05.05.2004 - 00:00 Uhr
WackersdorfOberpfalz

Wasmeier, Sachenbacher und Schlickenrieder in Wackersdorf - Ein höchst vergnüglicher Abend Skiprominenz auf flotter Kart-Runde

Der sportliche Wettkampf fand diesmal nicht auf Skiern statt. Obwohl sie es alle drei mit ihren Brettln zu weltweiter Bekanntheit gebracht haben. In Wackersdorf stellten sich Markus Wasmeier, Evi Sachenbacher und Peter Schlickenrieder der Aufgabe, schnelle Runden mit dem Go-Kart zu drehen.

von Autor HOUProfil

Bei Olympiaden hatte Schlickenrieder Silber und Wasmeier Doppel-Gold gewonnen. Am Montag war es genau umgekehrt: Schlickenrieder führte das Siegerteam auf der "Pro Kart"-Anlage an, "Wasi" musste sich mit Rang zwei begnügen. Wobei der noch immer flotte Schlierseer an diesem nicht nur für ihn sehr vergnüglichen Abend die schnellste Runde drehte. Wie seinerzeit, als er wie ein Pfeil die Piste hinab düste.

Bei diesem Rennen ging Evi Sachenbacher, die Langlauf-Goldmedaillengewinnerin, unter "ferner liefen" durchs Ziel. Gleichwohl: Auch ihre Zeiten konnten sich sehen lassen. Überhaupt bei all der männlichen Konkurrenz, die sich zu diesem Wettbewerb eingestellt hatte.

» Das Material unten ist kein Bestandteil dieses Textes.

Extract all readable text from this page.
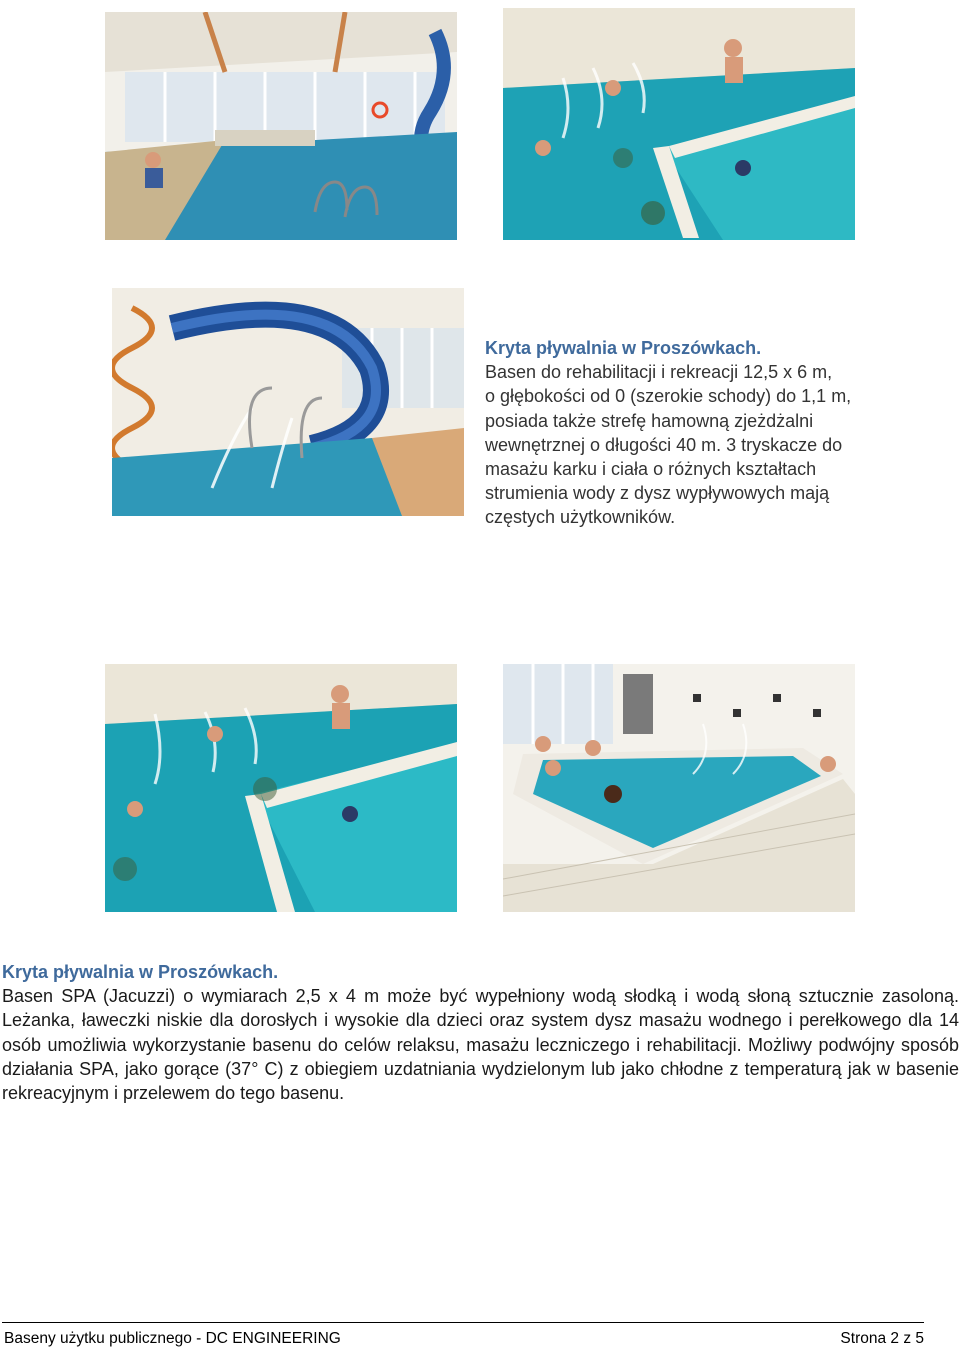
Kryta pływalnia w Proszówkach.
Basen do rehabilitacji i rekreacji 12,5 x 6 m,
o głębokości od 0 (szerokie schody) do 1,1 m,
posiada także strefę hamowną zjeżdżalni
wewnętrznej o długości 40 m. 3 tryskacze do
masażu karku i ciała o różnych kształtach
strumienia wody z dysz wypływowych mają
częstych użytkowników.
Kryta pływalnia w Proszówkach.
Basen SPA (Jacuzzi) o wymiarach 2,5 x 4 m może być wypełniony wodą słodką i wodą słoną sztucznie zasoloną. Leżanka, ławeczki niskie dla dorosłych i wysokie dla dzieci oraz system dysz masażu wodnego i perełkowego dla 14 osób umożliwia wykorzystanie basenu do celów relaksu, masażu leczniczego i rehabilitacji. Możliwy podwójny sposób działania SPA, jako gorące (37° C) z obiegiem uzdatniania wydzielonym lub jako chłodne z temperaturą jak w basenie rekreacyjnym i przelewem do tego basenu.
Baseny użytku publicznego - DC ENGINEERING	Strona 2 z 5
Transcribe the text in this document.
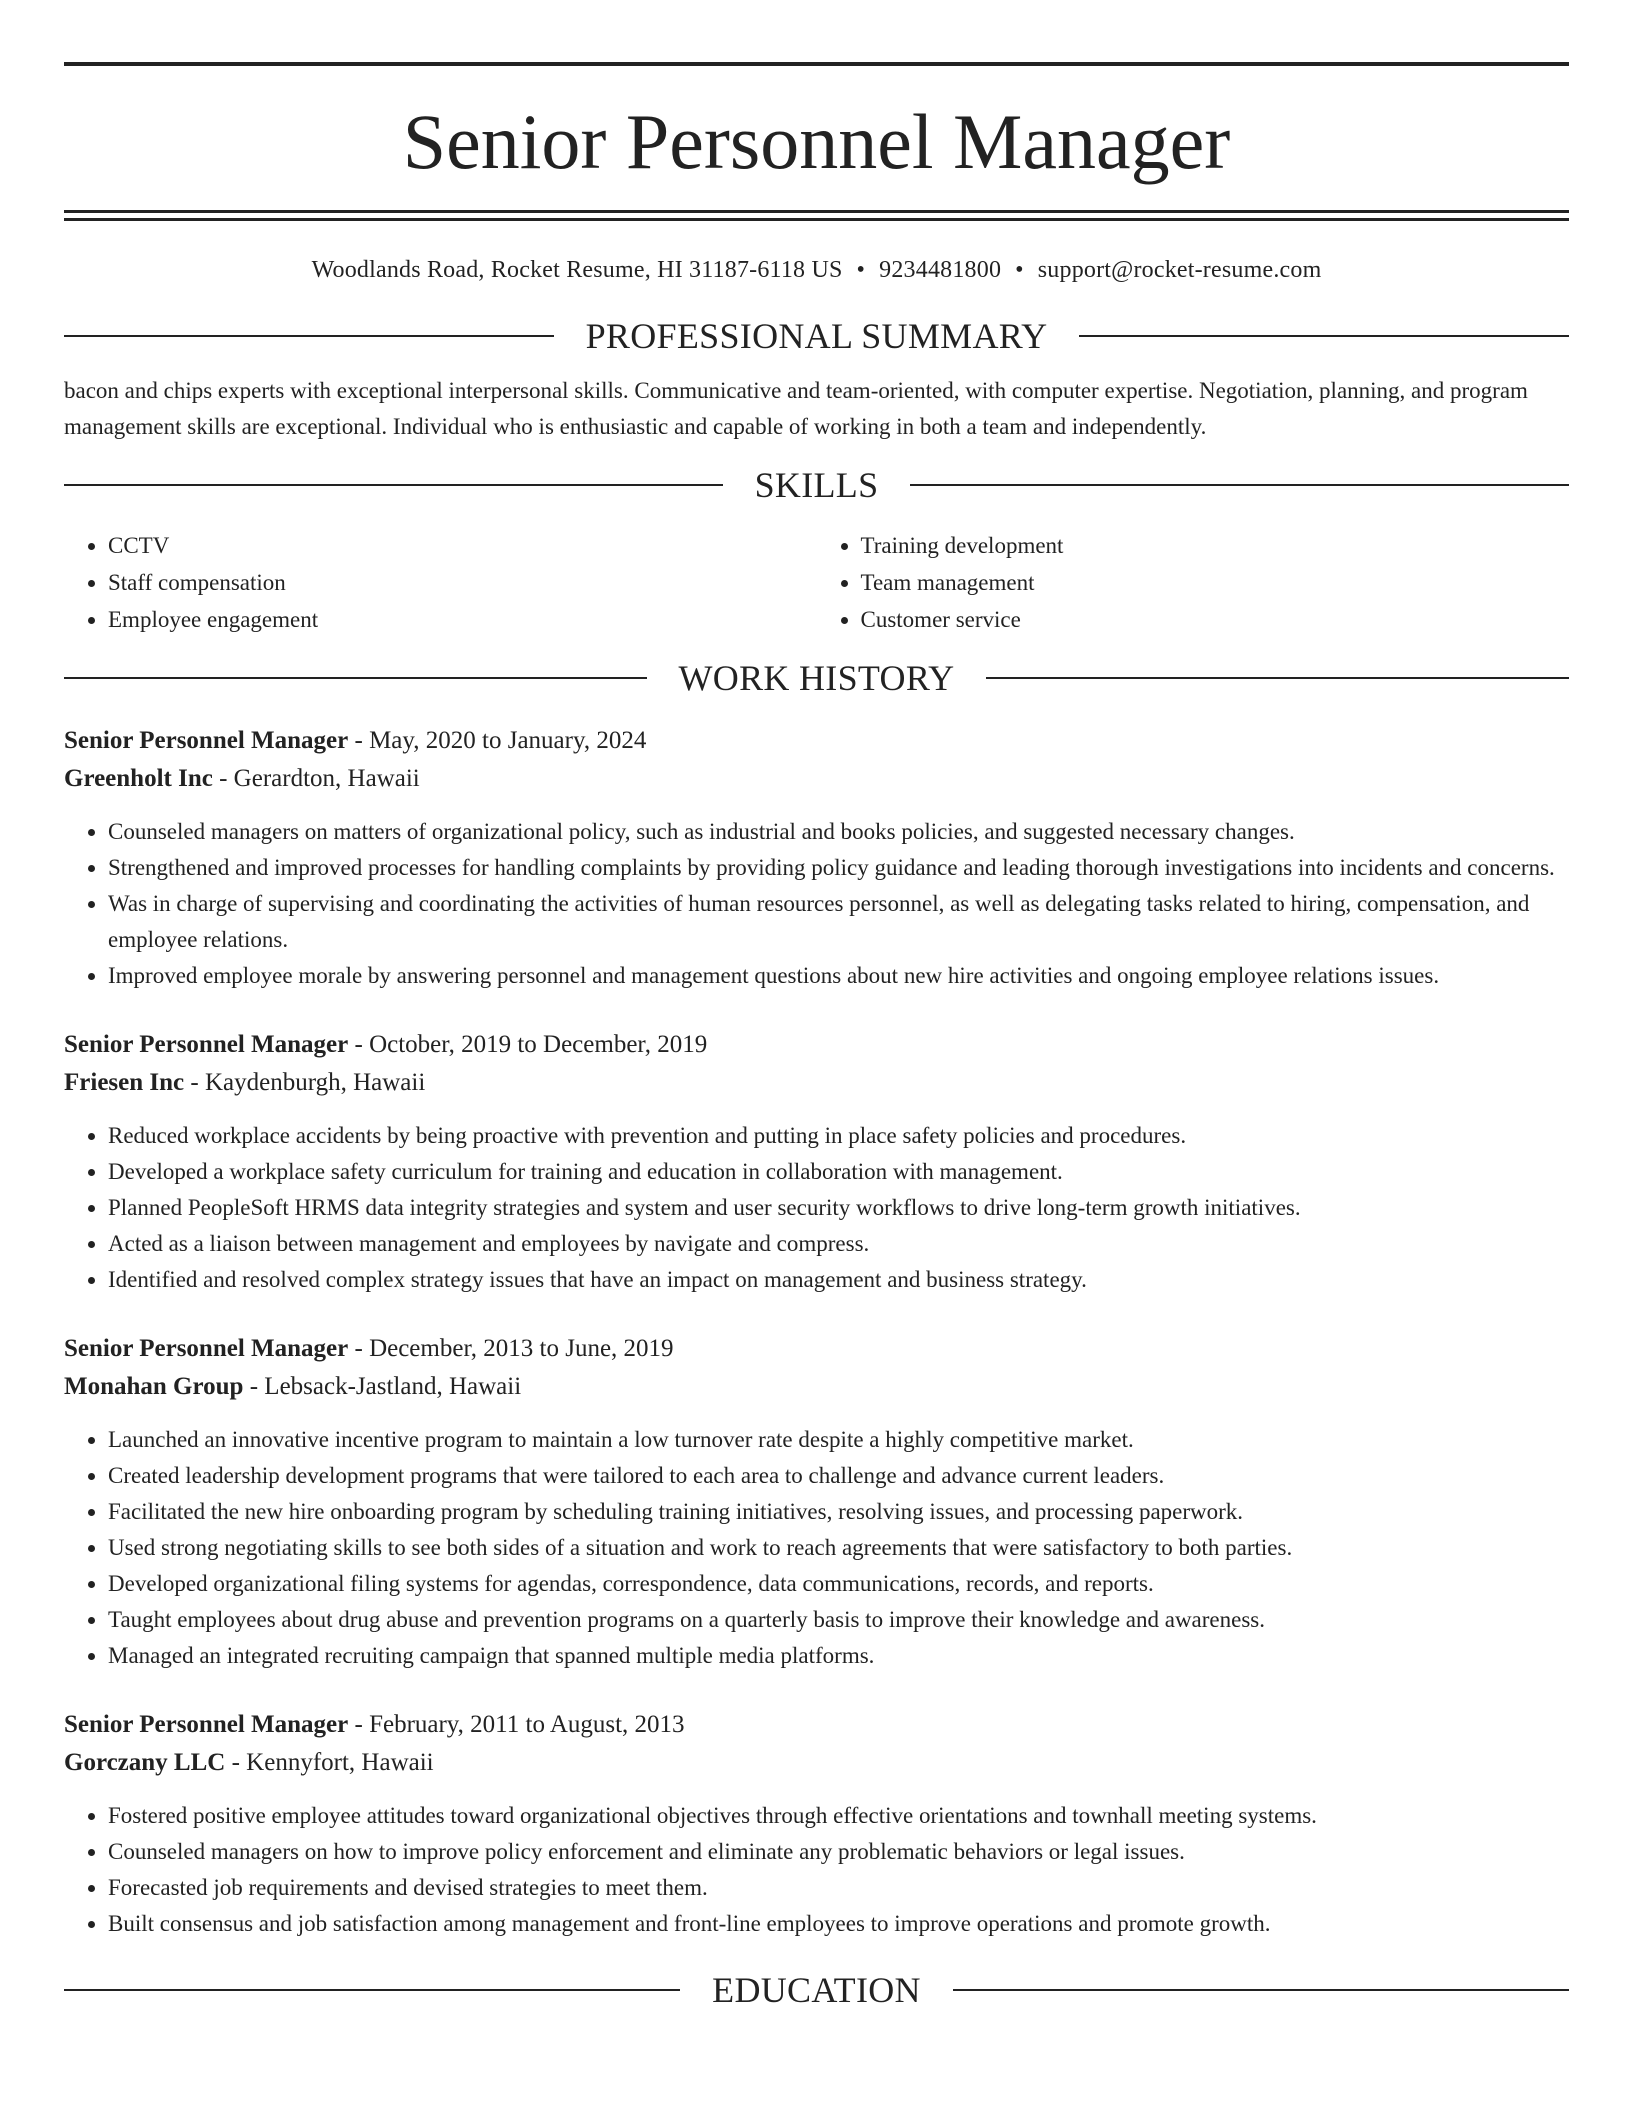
Senior Personnel Manager
Woodlands Road, Rocket Resume, HI 31187-6118 US • 9234481800 • support@rocket-resume.com
PROFESSIONAL SUMMARY
bacon and chips experts with exceptional interpersonal skills. Communicative and team-oriented, with computer expertise. Negotiation, planning, and program management skills are exceptional. Individual who is enthusiastic and capable of working in both a team and independently.
SKILLS
• CCTV
• Staff compensation
• Employee engagement
• Training development
• Team management
• Customer service
WORK HISTORY
Senior Personnel Manager - May, 2020 to January, 2024
Greenholt Inc - Gerardton, Hawaii
• Counseled managers on matters of organizational policy, such as industrial and books policies, and suggested necessary changes.
• Strengthened and improved processes for handling complaints by providing policy guidance and leading thorough investigations into incidents and concerns.
• Was in charge of supervising and coordinating the activities of human resources personnel, as well as delegating tasks related to hiring, compensation, and employee relations.
• Improved employee morale by answering personnel and management questions about new hire activities and ongoing employee relations issues.
Senior Personnel Manager - October, 2019 to December, 2019
Friesen Inc - Kaydenburgh, Hawaii
• Reduced workplace accidents by being proactive with prevention and putting in place safety policies and procedures.
• Developed a workplace safety curriculum for training and education in collaboration with management.
• Planned PeopleSoft HRMS data integrity strategies and system and user security workflows to drive long-term growth initiatives.
• Acted as a liaison between management and employees by navigate and compress.
• Identified and resolved complex strategy issues that have an impact on management and business strategy.
Senior Personnel Manager - December, 2013 to June, 2019
Monahan Group - Lebsack-Jastland, Hawaii
• Launched an innovative incentive program to maintain a low turnover rate despite a highly competitive market.
• Created leadership development programs that were tailored to each area to challenge and advance current leaders.
• Facilitated the new hire onboarding program by scheduling training initiatives, resolving issues, and processing paperwork.
• Used strong negotiating skills to see both sides of a situation and work to reach agreements that were satisfactory to both parties.
• Developed organizational filing systems for agendas, correspondence, data communications, records, and reports.
• Taught employees about drug abuse and prevention programs on a quarterly basis to improve their knowledge and awareness.
• Managed an integrated recruiting campaign that spanned multiple media platforms.
Senior Personnel Manager - February, 2011 to August, 2013
Gorczany LLC - Kennyfort, Hawaii
• Fostered positive employee attitudes toward organizational objectives through effective orientations and townhall meeting systems.
• Counseled managers on how to improve policy enforcement and eliminate any problematic behaviors or legal issues.
• Forecasted job requirements and devised strategies to meet them.
• Built consensus and job satisfaction among management and front-line employees to improve operations and promote growth.
EDUCATION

So viel zum sportlichen Teil des weitgehend geheim gehaltenen Besuchs der drei international renommierten Ski-Asse. Warum sie da waren, hatte einen rasch erklärten Grund: Der Wasmeier, die Sachenbacher und der Schlickenrieder haben eine enge Verbindung zum Energieerzeuger "E.ON Bayern". Und so stiegen sie dann auch mit in einen Bus, der am Montag 45 Wirtschaftsjournalisten aus dem gesamten Freistaat von Regensburg aus nach Wackersdorf brachte. Die Medienleute waren einer Einladung zur "E.ON"-Jahrespressekonferenz gefolgt und bekamen am Vorabend dieser Tagung die Gelegenheit zur Go-Kart-Fahrt in Wackersdorf. Da machten sie gerne mit und erhielten in Gestalt der drei prominenten Sportler eine sehr ernst zu nehmende Konkurrenz.

Und wie das eben dann so ist nach schnellen Runden und mehr oder minder schnittig genommenen Serpentinen: Irgendwann am späteren Abend knallte der Korken einer Magnum-Champagnerflasche, schossen Fontänen in den Hallenhimmel. Peter Schlickenrieder hatte es mit seinem Vierer-Team geschafft, dicht dahinter Markus Wasmeier.

Als das vonstatten ging, war Langlauf-Weltmeisterin Evi Sachenbacher längst schon wieder auf der Autobahn hinter München. Wer wie sie noch immer Leistungssport betreibt, der sollte tunlichst früh in die Federn. Dafür ist auch kein noch so flottes Kart-Rennen ein Ausnahmegrund.